The eruptions eroding civic life when we’re surrounded by assassins is made clear
Roundabout’s long-delayed production of “Assassins” has finally arrived on Broadway at Studio 54, and the wait has been worth every second.
Delayed after 9/11 because the subject matter was deemed too bleak, this icily brilliant production resonates with psychosis and cynicism. It also has a timeliness and relevance that is remarkable, deeply moving, and darkly thrilling. On every level and in every detail, this production consistently excels—a triumph for everyone associated with it.
In telling the story of nine assassins who either killed, or attempted to kill U.S. presidents, Stephen Sondheim and John Weidman turn a crazed mirror on our national psyche. Yes, we are a can-do nation. Yes, we look on the bright side, as one of the assassins Charles Guiteau exhorts us to do. Yet, what happens when “every now and then a madman comes along?” We live in a time of unprecedented stridency, when the cacophony of outrage in the media on both sides of any question obscures, often intentionally, rational thought.
Ours is an era not of great thinkers but polished purveyors of the sound bite and sloganeering whose objectives are to pre-empt coherent discourse and drive us instead into a kind of insanity defined by unthinking emotionalism. In 2004, there are assassins among us every day, whose weapons are words rather than guns. Yet words and, particularly in our time, images, can be as effective and every bit as lethal. “Assassins” demands that we look closer at the actions and the ideas that are abroad at home today.
The episodic story takes place at a carnival midway in an unspecified time and place. The opening number, “Everybody’s Got the Right,” suggests that the cure to whatever ails you is killing the president and invites anyone so inclined to step up and win a prize, since, after all, “first prize often goes to rank beginners.” Each assassin steps forward and we are taken into the world and minds of these individuals. It is to the credit of Weidman and Sondheim that the characters, though undeniably psycho, are also sympathetic and that we are drawn into their realities, gaining a skewed understanding of what drives each of them to think that killing a president makes sense. The inevitable question is how close does one get—can one get—to crossing a line into the unthinkable?
“Assassins” is plenty dark all right when it comes to the corruption of the soul, but then, so is “Medea.” Like the best classic drama, “Assassins” delivers a cathartic experience inspiring in its darkness.
In fact, every bit of this show is inspired. Joe Mantello has directed the production with a fearless, in your face quality that forces attention on the characters. He has created an intellectual train wreck of a world riveting even as it is horrifying, exhilarating even as it induces the creeps, and beautiful in its own way even as we are aware of the violence and destruction that pulsates under the show’s every moment. The visceral dramatic tension of the show is magnificent.
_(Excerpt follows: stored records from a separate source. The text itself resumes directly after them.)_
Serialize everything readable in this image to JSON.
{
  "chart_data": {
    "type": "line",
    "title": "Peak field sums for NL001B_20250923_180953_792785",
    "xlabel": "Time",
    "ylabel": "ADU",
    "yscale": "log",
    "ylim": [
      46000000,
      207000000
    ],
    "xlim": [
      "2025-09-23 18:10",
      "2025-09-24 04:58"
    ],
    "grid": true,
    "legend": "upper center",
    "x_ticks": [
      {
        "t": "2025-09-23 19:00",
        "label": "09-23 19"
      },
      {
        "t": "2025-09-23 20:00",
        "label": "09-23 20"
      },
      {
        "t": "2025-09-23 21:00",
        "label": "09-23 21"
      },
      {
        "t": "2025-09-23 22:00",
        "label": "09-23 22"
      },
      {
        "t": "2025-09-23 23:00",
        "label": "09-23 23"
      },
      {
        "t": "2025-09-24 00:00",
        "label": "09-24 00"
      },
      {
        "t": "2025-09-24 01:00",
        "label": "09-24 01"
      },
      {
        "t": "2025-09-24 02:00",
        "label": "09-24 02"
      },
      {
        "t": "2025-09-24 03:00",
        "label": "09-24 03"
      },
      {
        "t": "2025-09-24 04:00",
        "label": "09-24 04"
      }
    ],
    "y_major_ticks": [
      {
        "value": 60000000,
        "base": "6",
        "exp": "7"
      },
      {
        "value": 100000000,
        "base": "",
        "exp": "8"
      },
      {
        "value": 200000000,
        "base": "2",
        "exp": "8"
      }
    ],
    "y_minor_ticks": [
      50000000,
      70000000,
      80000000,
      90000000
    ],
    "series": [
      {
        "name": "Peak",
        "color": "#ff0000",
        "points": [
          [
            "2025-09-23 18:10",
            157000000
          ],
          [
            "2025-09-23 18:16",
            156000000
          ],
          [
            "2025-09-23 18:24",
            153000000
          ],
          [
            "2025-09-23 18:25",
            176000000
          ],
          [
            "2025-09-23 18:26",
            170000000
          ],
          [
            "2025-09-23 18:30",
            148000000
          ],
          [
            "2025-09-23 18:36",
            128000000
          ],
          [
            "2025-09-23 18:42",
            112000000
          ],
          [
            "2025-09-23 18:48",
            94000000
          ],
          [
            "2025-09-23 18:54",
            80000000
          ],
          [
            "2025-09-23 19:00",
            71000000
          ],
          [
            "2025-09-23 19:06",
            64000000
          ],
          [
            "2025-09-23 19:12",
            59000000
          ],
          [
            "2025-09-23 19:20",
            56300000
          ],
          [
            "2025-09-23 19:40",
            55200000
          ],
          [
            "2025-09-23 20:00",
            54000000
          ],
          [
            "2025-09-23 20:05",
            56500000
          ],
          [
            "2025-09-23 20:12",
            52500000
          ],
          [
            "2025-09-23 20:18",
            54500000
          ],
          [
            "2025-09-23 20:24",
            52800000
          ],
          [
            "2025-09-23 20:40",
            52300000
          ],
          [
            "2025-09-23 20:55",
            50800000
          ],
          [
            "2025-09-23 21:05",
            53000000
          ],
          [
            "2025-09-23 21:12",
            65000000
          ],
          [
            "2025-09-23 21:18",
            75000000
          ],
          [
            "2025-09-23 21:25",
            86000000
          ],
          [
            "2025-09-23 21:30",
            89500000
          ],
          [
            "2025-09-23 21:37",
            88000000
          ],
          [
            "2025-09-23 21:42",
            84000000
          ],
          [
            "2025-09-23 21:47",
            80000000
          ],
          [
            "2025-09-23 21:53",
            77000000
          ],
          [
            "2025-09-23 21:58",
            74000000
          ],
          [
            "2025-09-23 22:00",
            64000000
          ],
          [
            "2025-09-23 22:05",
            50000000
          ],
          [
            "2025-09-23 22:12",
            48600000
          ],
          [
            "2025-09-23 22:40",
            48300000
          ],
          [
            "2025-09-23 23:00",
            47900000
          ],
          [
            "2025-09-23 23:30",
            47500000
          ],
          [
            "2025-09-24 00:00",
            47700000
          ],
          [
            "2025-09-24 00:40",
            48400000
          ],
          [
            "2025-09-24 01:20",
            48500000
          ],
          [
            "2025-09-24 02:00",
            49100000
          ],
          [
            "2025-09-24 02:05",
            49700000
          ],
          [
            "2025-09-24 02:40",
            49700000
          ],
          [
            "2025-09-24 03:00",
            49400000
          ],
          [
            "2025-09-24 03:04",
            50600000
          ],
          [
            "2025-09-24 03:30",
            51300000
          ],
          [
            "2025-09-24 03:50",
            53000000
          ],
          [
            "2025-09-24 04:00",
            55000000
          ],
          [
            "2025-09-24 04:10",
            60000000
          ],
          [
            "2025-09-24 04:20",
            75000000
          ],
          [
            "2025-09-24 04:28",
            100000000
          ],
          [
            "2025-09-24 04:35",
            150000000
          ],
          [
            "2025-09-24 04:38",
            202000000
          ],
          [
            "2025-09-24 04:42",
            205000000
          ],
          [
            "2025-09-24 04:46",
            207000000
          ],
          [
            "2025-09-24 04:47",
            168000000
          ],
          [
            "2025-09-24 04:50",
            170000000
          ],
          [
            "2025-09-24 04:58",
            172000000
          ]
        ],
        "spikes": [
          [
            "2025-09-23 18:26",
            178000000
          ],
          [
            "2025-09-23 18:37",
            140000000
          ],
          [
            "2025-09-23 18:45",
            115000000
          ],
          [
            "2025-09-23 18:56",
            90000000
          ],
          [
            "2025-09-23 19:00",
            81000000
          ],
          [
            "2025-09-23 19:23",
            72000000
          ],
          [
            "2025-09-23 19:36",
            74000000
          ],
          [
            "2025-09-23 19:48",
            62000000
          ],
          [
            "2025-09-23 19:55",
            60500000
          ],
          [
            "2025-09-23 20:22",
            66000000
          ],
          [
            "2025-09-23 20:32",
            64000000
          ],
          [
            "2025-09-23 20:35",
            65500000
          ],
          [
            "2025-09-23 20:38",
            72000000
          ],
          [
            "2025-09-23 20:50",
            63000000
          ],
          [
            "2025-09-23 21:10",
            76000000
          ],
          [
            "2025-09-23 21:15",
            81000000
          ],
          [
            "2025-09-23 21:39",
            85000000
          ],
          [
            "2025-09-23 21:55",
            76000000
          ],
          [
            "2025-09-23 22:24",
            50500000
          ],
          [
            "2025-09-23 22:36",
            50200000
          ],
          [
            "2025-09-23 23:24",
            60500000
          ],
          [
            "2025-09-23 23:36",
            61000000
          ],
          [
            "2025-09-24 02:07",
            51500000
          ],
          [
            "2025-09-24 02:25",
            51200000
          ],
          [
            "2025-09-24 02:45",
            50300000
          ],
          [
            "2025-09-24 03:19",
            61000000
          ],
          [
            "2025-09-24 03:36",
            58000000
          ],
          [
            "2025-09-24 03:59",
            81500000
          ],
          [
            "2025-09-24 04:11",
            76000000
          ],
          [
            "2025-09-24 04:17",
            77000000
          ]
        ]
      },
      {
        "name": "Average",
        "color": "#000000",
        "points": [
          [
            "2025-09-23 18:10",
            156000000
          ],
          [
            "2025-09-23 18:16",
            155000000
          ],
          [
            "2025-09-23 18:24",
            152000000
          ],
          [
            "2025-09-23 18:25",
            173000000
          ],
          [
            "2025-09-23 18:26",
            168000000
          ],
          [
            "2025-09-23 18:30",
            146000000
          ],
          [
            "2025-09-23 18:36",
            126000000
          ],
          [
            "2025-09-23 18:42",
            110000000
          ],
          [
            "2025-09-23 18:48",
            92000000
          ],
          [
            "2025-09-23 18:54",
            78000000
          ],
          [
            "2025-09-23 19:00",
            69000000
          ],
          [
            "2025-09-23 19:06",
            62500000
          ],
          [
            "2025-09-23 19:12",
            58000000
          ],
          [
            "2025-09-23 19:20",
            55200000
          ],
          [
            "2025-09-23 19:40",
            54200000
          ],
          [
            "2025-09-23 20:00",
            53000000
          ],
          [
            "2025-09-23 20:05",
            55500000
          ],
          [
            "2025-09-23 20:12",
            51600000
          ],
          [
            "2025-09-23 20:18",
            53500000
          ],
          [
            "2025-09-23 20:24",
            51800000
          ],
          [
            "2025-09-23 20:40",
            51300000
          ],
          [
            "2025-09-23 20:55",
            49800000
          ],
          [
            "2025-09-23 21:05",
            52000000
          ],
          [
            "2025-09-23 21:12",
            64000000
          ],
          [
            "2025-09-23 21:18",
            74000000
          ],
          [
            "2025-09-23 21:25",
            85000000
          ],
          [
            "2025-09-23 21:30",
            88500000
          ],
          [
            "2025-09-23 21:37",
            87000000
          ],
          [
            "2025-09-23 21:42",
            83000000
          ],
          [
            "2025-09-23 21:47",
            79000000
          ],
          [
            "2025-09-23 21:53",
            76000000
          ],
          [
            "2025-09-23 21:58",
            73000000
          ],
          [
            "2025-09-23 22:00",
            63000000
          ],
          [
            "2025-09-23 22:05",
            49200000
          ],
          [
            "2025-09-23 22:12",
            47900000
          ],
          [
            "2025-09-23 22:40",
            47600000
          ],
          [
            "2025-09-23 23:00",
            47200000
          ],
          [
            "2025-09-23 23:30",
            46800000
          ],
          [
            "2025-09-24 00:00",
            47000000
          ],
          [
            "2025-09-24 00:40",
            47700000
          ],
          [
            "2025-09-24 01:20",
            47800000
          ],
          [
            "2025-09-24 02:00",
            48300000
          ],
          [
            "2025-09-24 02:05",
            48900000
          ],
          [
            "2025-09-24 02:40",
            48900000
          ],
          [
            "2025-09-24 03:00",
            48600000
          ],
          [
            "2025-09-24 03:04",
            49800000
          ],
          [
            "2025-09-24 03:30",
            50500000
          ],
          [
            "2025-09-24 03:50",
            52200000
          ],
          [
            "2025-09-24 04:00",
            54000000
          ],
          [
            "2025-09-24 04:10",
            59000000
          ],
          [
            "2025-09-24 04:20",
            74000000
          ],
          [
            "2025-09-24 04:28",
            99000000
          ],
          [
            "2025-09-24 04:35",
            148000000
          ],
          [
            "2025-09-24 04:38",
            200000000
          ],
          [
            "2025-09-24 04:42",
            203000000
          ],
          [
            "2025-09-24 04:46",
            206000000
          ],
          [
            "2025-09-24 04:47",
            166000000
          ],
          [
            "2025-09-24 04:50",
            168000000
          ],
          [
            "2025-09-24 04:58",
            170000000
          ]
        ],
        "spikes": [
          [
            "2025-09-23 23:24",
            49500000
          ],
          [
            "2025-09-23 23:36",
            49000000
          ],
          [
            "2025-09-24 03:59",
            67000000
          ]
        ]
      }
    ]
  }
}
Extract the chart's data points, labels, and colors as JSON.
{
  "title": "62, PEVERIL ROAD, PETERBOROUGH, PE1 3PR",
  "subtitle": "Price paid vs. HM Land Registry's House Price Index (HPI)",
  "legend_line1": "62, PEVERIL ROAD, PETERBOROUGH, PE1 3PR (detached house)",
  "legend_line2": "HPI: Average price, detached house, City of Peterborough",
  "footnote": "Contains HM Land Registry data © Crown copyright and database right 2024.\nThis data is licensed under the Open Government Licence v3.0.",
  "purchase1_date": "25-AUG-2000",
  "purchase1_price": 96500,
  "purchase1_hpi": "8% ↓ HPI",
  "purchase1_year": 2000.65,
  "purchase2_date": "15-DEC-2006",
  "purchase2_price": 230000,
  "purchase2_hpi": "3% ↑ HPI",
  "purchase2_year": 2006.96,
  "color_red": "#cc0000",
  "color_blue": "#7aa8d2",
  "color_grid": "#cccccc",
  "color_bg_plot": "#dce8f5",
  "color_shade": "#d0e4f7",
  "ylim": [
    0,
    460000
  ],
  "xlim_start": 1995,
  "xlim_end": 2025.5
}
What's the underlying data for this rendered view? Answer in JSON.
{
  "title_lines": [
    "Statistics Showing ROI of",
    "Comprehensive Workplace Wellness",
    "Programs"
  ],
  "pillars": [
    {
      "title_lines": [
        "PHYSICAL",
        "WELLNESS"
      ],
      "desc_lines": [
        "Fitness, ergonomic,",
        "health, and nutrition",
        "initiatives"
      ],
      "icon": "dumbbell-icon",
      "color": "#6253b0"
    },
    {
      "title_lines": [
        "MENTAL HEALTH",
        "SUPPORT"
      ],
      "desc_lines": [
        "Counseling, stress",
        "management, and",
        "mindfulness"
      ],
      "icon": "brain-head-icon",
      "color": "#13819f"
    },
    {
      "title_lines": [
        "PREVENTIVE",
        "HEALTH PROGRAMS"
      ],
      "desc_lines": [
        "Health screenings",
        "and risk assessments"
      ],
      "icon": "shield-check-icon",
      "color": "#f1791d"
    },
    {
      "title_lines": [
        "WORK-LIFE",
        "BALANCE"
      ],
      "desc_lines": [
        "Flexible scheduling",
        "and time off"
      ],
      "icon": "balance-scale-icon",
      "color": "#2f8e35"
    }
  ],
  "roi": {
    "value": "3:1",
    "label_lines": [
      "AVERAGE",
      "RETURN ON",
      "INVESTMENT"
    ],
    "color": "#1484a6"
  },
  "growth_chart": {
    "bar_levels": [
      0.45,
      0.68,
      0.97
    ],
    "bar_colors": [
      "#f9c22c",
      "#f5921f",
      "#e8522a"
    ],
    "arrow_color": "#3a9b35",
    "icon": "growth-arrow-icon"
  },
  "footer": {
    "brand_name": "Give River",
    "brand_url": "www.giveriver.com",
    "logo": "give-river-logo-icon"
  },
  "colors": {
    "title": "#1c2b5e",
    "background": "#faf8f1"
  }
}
The set by Robert Brill is superlative. The action takes place under a wooden roller coaster, perhaps the most disquieting place in the metaphoric amusement park he has created—a kind of hellish limbo where peace is impossible. The lighting by Jules Fisher and Peggy Eisenhauer is the best on Broadway right now. They manage to create the disjunction of time and place with color values and intensity with a specificity and intelligence that is masterful.
The company, to a person, is flawless. Marc Kudisch plays the Proprietor, a kind of antic spirit who haunts the midway. Kudisch is known for his wholesome Dudley Do-Right type of musical heroes, and while always appealing, in this role he exposes a depth unseen previously. He plays it with gleeful malevolence, and his voice has never been better, allowing him to use the powerful lower end of his range, often to startling effect.
Michael Cerveris is amazing as John Wilkes Booth, the “pioneer” and idol of all the assassins. Becky Ann Baker as Sara Jane Moore is a trip, all scattered, bumbling into attempted murder. Mario Cantone gives the performance of his career as Samuel Byck who tried to kill Richard Nixon, offering a portrait of insanity truly scary to watch. Alexander Gemignani as John Hinckley is both crazy and lost. And the others—James Barbour as Leon Czolgosz, Denis O’Hare as Charles Guiteau, Mary Catherine Garrison as “Squeaky Fromme—give finely detailed, exceptional performances.
Neil Patrick Harris plays the Balladeer who becomes Lee Harvey Oswald. He is strong in both roles but better in the latter. Perhaps the only weakness in the script is that it’s unclear who the Balladeer is and why he’s there.
If one performance stands out above the others, it’s Jeffrey Kuhn as Guiseppe Zangara, who inadvertently killed the mayor of Chicago in an assassination attempt on President-elect Franklin Roosevelt in Miami in early 1933. Kuhn gives a performance of such blinding intensity and total commitment that one sits transfixed as Zangara comes apart. At the end of the number “How I Saved Roosevelt,” Zangara is strapped in the electric chair and goes to his death in an unrepentant fury. I have never seen anything like it. Kuhn holds the audience breathless, and the effect is so shocking that nobody was stirring.
This is a limited run, and seats are limited. You worry about getting the seat, and Mantello, Sondheim, Weidman, and the cast will keep you on the edge of it.